While linking often creates a derived work, it doesn't necessarily do so in all cases, and conversely a derived work may exist even in the absence of linking.

A Python program that imports pyskein probably represents a derived work of pyskein. Since pyskein appears to use the GPL, that would then require that the Python program derived from pyskein use a GPL-compatible FOSS license. On the other hand, a program configurable to use umpteen different hashes through a standardized interface does not become a derived work of pyskein simply because pyskein provides that standardized interface.

Similarly, Python's use of readline does not require you to use a GPL-compatible license on your Python programs, unless your Python programs actually use readline.

The "system library" exemption in the GPL (both v2 and v3) has a very narrow definition, which seems fairly self-evident just by reading the license. If a proprietary (non-GPL-compatible) library normally ships with the platform your program builds for, and you don't ship that library with your program, you can link to it even from GPLed code. This allows people to ship GPLed software for Windows and OS X, even though the standard libraries for those platforms do not use GPL-compatible licenses (and don't ship with source code).

"Preferred form for modification" has a similarly straightforward definition; apply your common sense as a programmer. Compressing the source code (reversibly) rather obviously doesn't affect this; source code in an archive does not magically become object code. (Of course, using an archive format nobody else has an un-archiver for does not work, but common sense should tell you that.)

If you as the programmer write a work entirely in machine code, you could certainly make a convincing argument that the machine code represents the preferred form for modification. (That would make your work hard to maintain, but not proprietary.) However, that argument won't fly when you started out with a pile of someone else's GPLed source code, modified it, compiled it, and then threw away the source.
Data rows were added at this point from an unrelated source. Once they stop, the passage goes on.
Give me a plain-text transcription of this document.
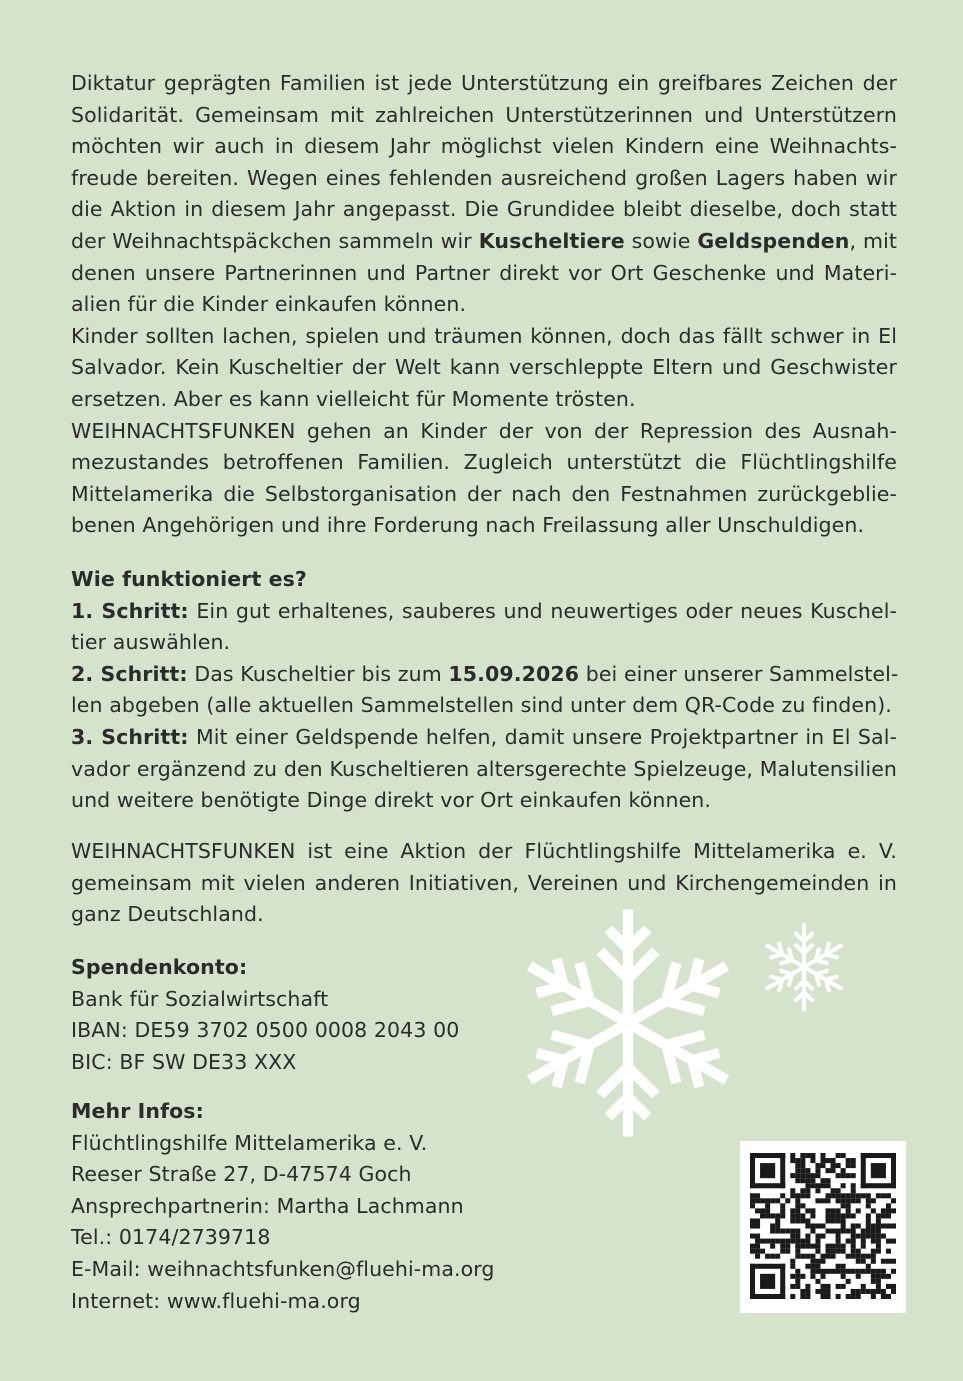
Diktatur geprägten Familien ist jede Unterstützung ein greifbares Zeichen der
Solidarität. Gemeinsam mit zahlreichen Unterstützerinnen und Unterstützern
möchten wir auch in diesem Jahr möglichst vielen Kindern eine Weihnachts-
freude bereiten. Wegen eines fehlenden ausreichend großen Lagers haben wir
die Aktion in diesem Jahr angepasst. Die Grundidee bleibt dieselbe, doch statt
der Weihnachtspäckchen sammeln wir Kuscheltiere sowie Geldspenden, mit
denen unsere Partnerinnen und Partner direkt vor Ort Geschenke und Materi-
alien für die Kinder einkaufen können.
Kinder sollten lachen, spielen und träumen können, doch das fällt schwer in El
Salvador. Kein Kuscheltier der Welt kann verschleppte Eltern und Geschwister
ersetzen. Aber es kann vielleicht für Momente trösten.
WEIHNACHTSFUNKEN gehen an Kinder der von der Repression des Ausnah-
mezustandes betroffenen Familien. Zugleich unterstützt die Flüchtlingshilfe
Mittelamerika die Selbstorganisation der nach den Festnahmen zurückgeblie-
benen Angehörigen und ihre Forderung nach Freilassung aller Unschuldigen.
Wie funktioniert es?
1. Schritt: Ein gut erhaltenes, sauberes und neuwertiges oder neues Kuschel-
tier auswählen.
2. Schritt: Das Kuscheltier bis zum 15.09.2026 bei einer unserer Sammelstel-
len abgeben (alle aktuellen Sammelstellen sind unter dem QR-Code zu finden).
3. Schritt: Mit einer Geldspende helfen, damit unsere Projektpartner in El Sal-
vador ergänzend zu den Kuscheltieren altersgerechte Spielzeuge, Malutensilien
und weitere benötigte Dinge direkt vor Ort einkaufen können.
WEIHNACHTSFUNKEN ist eine Aktion der Flüchtlingshilfe Mittelamerika e. V.
gemeinsam mit vielen anderen Initiativen, Vereinen und Kirchengemeinden in
ganz Deutschland.
Spendenkonto:
Bank für Sozialwirtschaft
IBAN: DE59 3702 0500 0008 2043 00
BIC: BF SW DE33 XXX
Mehr Infos:
Flüchtlingshilfe Mittelamerika e. V.
Reeser Straße 27, D-47574 Goch
Ansprechpartnerin: Martha Lachmann
Tel.: 0174/2739718
E-Mail: weihnachtsfunken@fluehi-ma.org
Internet: www.fluehi-ma.org
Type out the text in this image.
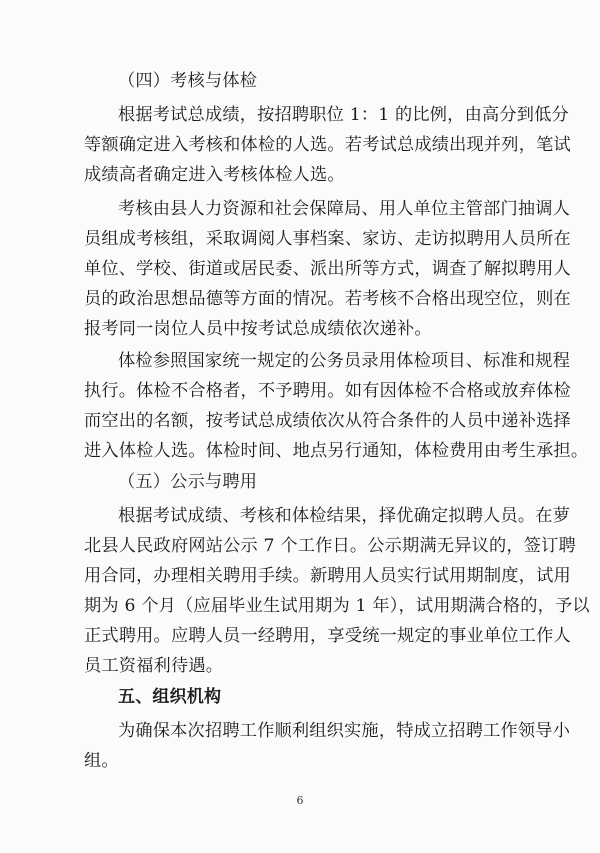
（四）考核与体检
根据考试总成绩，按招聘职位 1：1 的比例，由高分到低分
等额确定进入考核和体检的人选。若考试总成绩出现并列，笔试
成绩高者确定进入考核体检人选。
考核由县人力资源和社会保障局、用人单位主管部门抽调人
员组成考核组，采取调阅人事档案、家访、走访拟聘用人员所在
单位、学校、街道或居民委、派出所等方式，调查了解拟聘用人
员的政治思想品德等方面的情况。若考核不合格出现空位，则在
报考同一岗位人员中按考试总成绩依次递补。
体检参照国家统一规定的公务员录用体检项目、标准和规程
执行。体检不合格者，不予聘用。如有因体检不合格或放弃体检
而空出的名额，按考试总成绩依次从符合条件的人员中递补选择
进入体检人选。体检时间、地点另行通知，体检费用由考生承担。
（五）公示与聘用
根据考试成绩、考核和体检结果，择优确定拟聘人员。在萝
北县人民政府网站公示 7 个工作日。公示期满无异议的，签订聘
用合同，办理相关聘用手续。新聘用人员实行试用期制度，试用
期为 6 个月（应届毕业生试用期为 1 年），试用期满合格的，予以
正式聘用。应聘人员一经聘用，享受统一规定的事业单位工作人
员工资福利待遇。
五、组织机构
为确保本次招聘工作顺利组织实施，特成立招聘工作领导小
组。
6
If you give me a binary built from someone else's GPLed code, and don't give me access to the source code as required by the GPL, you've violated the license; the copyright holders can't compel you to distribute source, but they can compel you to stop violating their copyright, and since nothing other than the GPL gives you a license to distribute, you'd need to stop distributing and possibly provide other remedies. (Distributing source code generally represents the least painful option, hence why most GPL enforcement leads to that result.) On the other hand, if you have sole authorship of the code, then you can do whatever you like (since you have all the necessary rights already without needing the license), but in doing so you've created something unredistributable.

Either way, once I have a binary without corresponding source, I can't distribute it to anyone else because in doing so *I* would violate the GPL. I can't compel you to give me the source code, but that doesn't excuse me from my own obligations. To quote the GPLv3 (v2 has an equivalent provision): 'If conditions are imposed on you (whether by court order, agreement or otherwise) that contradict the conditions of this License, they do not excuse you from the conditions of this License. If you cannot convey a covered work so as to satisfy simultaneously your obligations under this License and any other pertinent obligations, then as a consequence you may not convey it at all.'

(Also, whether the GPL works as a license or a contract depends on jurisdiction, but the difference doesn't really matter.)

So, again, all of the questions you've asked have come up many times before, and they have well-known answers. The GPL does not represent some wild west of licensing uncertainty and open questions; using it puts you on well-trodden ground. And most importantly, the GPL and other FOSS licenses don't represent threats of lawsuits, but grants of permission that you wouldn't otherwise have.